面白いのは、映像の中で動いている部分は通常、対象の動きを示していますから、オプティカルフローによって「世界が動いている」とも判断できるはずなのですが、多くの場合そのようには判断されずに、自分の動きとして知覚されることです。実は映像の中には、世界についての情報だけじゃなく、自分についての情報も含まれているのです。
wowlab
ということは一種の画像解析によって、移動していることを判断するということですね。面白いですね。コンピューターグラフィックスの技術で「マッチムーブ」というものがあります。これは撮影した映像を解析して、カメラの移動量や空間の立体データを計算するものなのですが、同じようなことが脳内で起こっていると。
茅原
そうですね。画像解析という点で同じだと思います。しかも単なる錯覚としてかたづけられないことは、そのような感覚が生じるだけではなくて、体全体が一種の「移動モード」になることからも分かります。
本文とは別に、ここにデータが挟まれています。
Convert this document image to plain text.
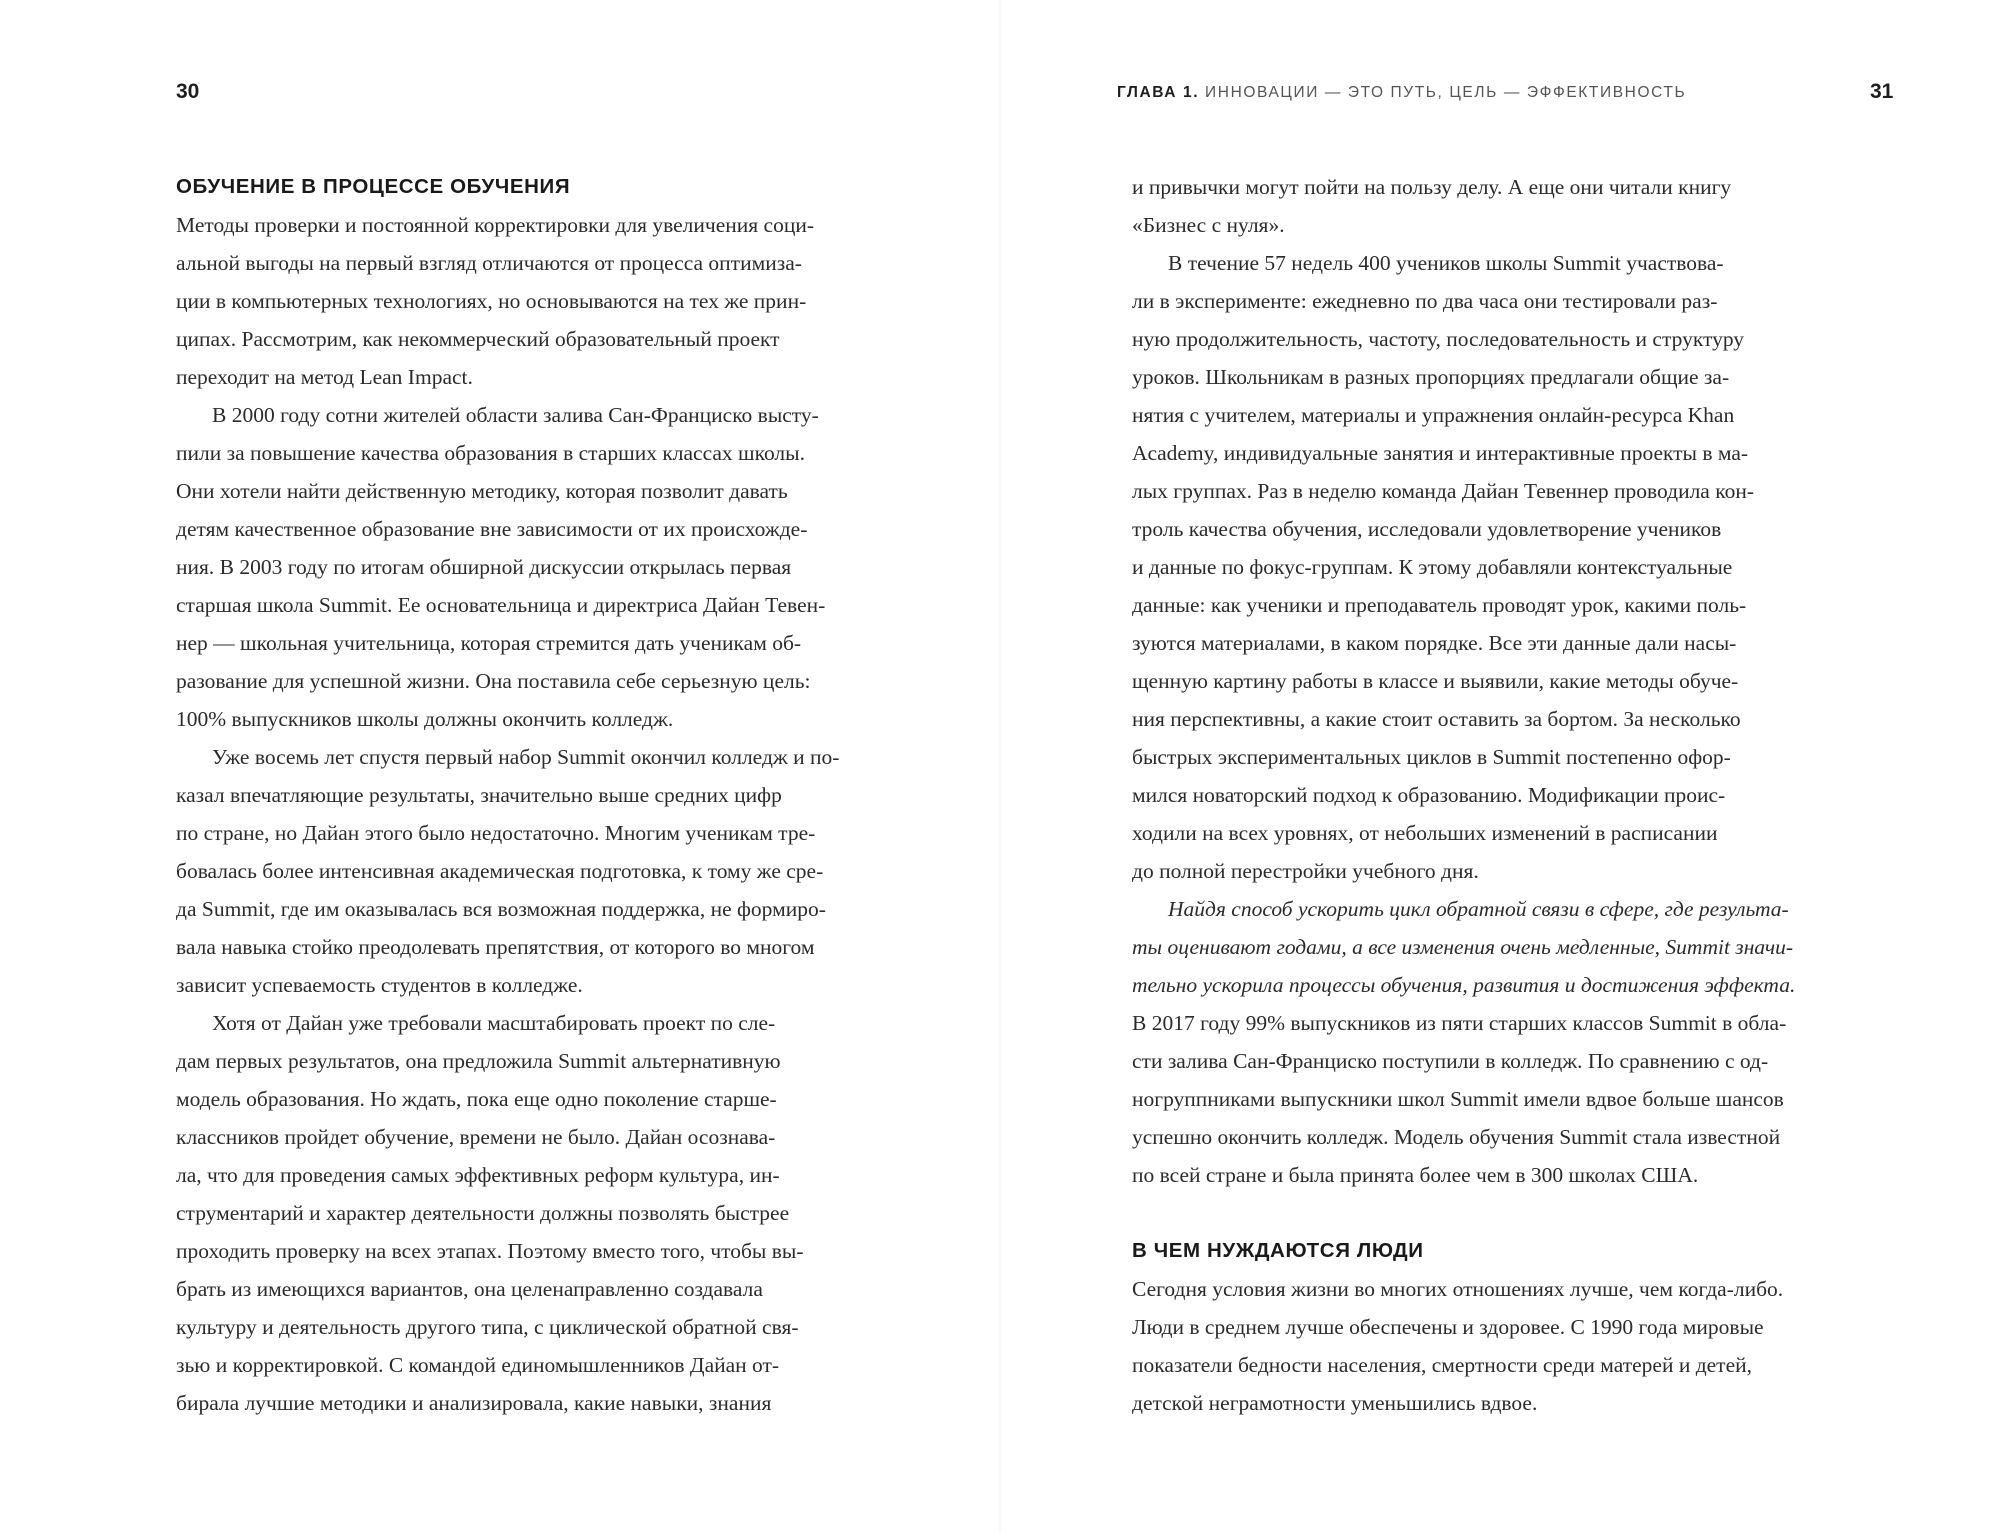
30
ОБУЧЕНИЕ В ПРОЦЕССЕ ОБУЧЕНИЯ
Методы проверки и постоянной корректировки для увеличения соци-
альной выгоды на первый взгляд отличаются от процесса оптимиза-
ции в компьютерных технологиях, но основываются на тех же прин-
ципах. Рассмотрим, как некоммерческий образовательный проект
переходит на метод Lean Impact.
В 2000 году сотни жителей области залива Сан-Франциско высту-
пили за повышение качества образования в старших классах школы.
Они хотели найти действенную методику, которая позволит давать
детям качественное образование вне зависимости от их происхожде-
ния. В 2003 году по итогам обширной дискуссии открылась первая
старшая школа Summit. Ее основательница и директриса Дайан Тевен-
нер — школьная учительница, которая стремится дать ученикам об-
разование для успешной жизни. Она поставила себе серьезную цель:
100% выпускников школы должны окончить колледж.
Уже восемь лет спустя первый набор Summit окончил колледж и по-
казал впечатляющие результаты, значительно выше средних цифр
по стране, но Дайан этого было недостаточно. Многим ученикам тре-
бовалась более интенсивная академическая подготовка, к тому же сре-
да Summit, где им оказывалась вся возможная поддержка, не формиро-
вала навыка стойко преодолевать препятствия, от которого во многом
зависит успеваемость студентов в колледже.
Хотя от Дайан уже требовали масштабировать проект по сле-
дам первых результатов, она предложила Summit альтернативную
модель образования. Но ждать, пока еще одно поколение старше-
классников пройдет обучение, времени не было. Дайан осознава-
ла, что для проведения самых эффективных реформ культура, ин-
струментарий и характер деятельности должны позволять быстрее
проходить проверку на всех этапах. Поэтому вместо того, чтобы вы-
брать из имеющихся вариантов, она целенаправленно создавала
культуру и деятельность другого типа, с циклической обратной свя-
зью и корректировкой. С командой единомышленников Дайан от-
бирала лучшие методики и анализировала, какие навыки, знания
ГЛАВА 1. ИННОВАЦИИ — ЭТО ПУТЬ, ЦЕЛЬ — ЭФФЕКТИВНОСТЬ	31
и привычки могут пойти на пользу делу. А еще они читали книгу
«Бизнес с нуля».
В течение 57 недель 400 учеников школы Summit участвова-
ли в эксперименте: ежедневно по два часа они тестировали раз-
ную продолжительность, частоту, последовательность и структуру
уроков. Школьникам в разных пропорциях предлагали общие за-
нятия с учителем, материалы и упражнения онлайн-ресурса Khan
Academy, индивидуальные занятия и интерактивные проекты в ма-
лых группах. Раз в неделю команда Дайан Тевеннер проводила кон-
троль качества обучения, исследовали удовлетворение учеников
и данные по фокус-группам. К этому добавляли контекстуальные
данные: как ученики и преподаватель проводят урок, какими поль-
зуются материалами, в каком порядке. Все эти данные дали насы-
щенную картину работы в классе и выявили, какие методы обуче-
ния перспективны, а какие стоит оставить за бортом. За несколько
быстрых экспериментальных циклов в Summit постепенно офор-
мился новаторский подход к образованию. Модификации проис-
ходили на всех уровнях, от небольших изменений в расписании
до полной перестройки учебного дня.
Найдя способ ускорить цикл обратной связи в сфере, где результа-
ты оценивают годами, а все изменения очень медленные, Summit значи-
тельно ускорила процессы обучения, развития и достижения эффекта.
В 2017 году 99% выпускников из пяти старших классов Summit в обла-
сти залива Сан-Франциско поступили в колледж. По сравнению с од-
ногруппниками выпускники школ Summit имели вдвое больше шансов
успешно окончить колледж. Модель обучения Summit стала известной
по всей стране и была принята более чем в 300 школах США.
В ЧЕМ НУЖДАЮТСЯ ЛЮДИ
Сегодня условия жизни во многих отношениях лучше, чем когда-либо.
Люди в среднем лучше обеспечены и здоровее. С 1990 года мировые
показатели бедности населения, смертности среди матерей и детей,
детской неграмотности уменьшились вдвое.
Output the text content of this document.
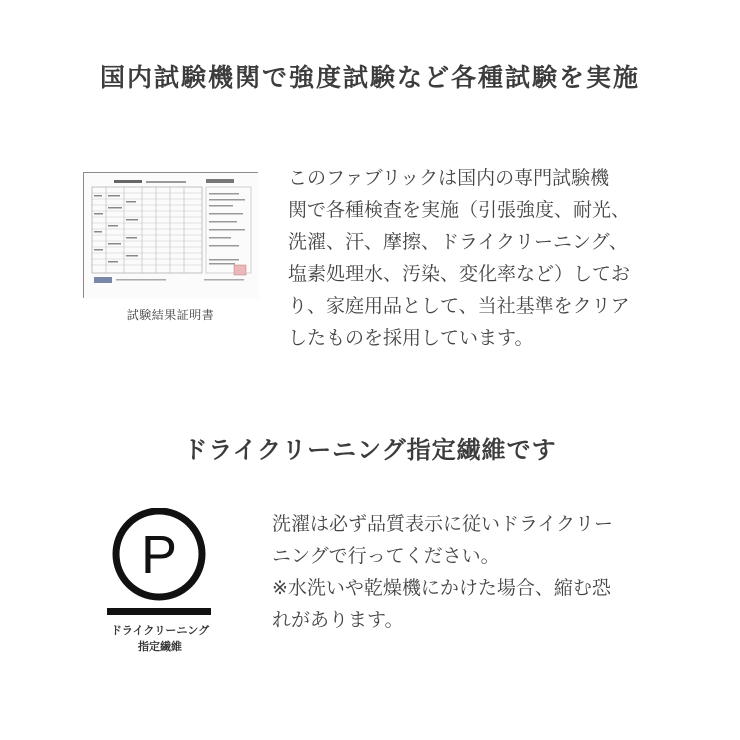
国内試験機関で強度試験など各種試験を実施
試験結果証明書
このファブリックは国内の専門試験機
関で各種検査を実施（引張強度、耐光、
洗濯、汗、摩擦、ドライクリーニング、
塩素処理水、汚染、変化率など）してお
り、家庭用品として、当社基準をクリア
したものを採用しています。
ドライクリーニング指定繊維です
P
ドライクリーニング
指定繊維
洗濯は必ず品質表示に従いドライクリー
ニングで行ってください。
※水洗いや乾燥機にかけた場合、縮む恐
れがあります。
オプティカルフローを知覚すると、私たちは身体の重心を調整して、移動に対して身構えるんです。ですから、視野の大部分を覆えるような大きなスクリーンや没入型のVR空間でオプティカルフローを見せると、まだ身体制御が完成されていない子どもなどでは、パタンと倒れてしまうことさえあります。頭では映像だということが分かっていても、脳にとってオプティカルフローは移動を示しているので、無意識レベルの制御で体が反応してしまうんですね。
wowlab
ええー。面白い。でもちょっと危ない実験ですね!
茅原
パタンと倒すにはどういう映像が効果的かも分かっていますよ。ウフフ・・まあそれは応用というか、副産物に過ぎませんが(笑)、このように、知覚心理学では私たちの誰もが体験している知覚体験を現象として観察や実験をおこなって、人間がどのような方法で世界を捉え、また、どのように世界に対して働きかけているかを調べています。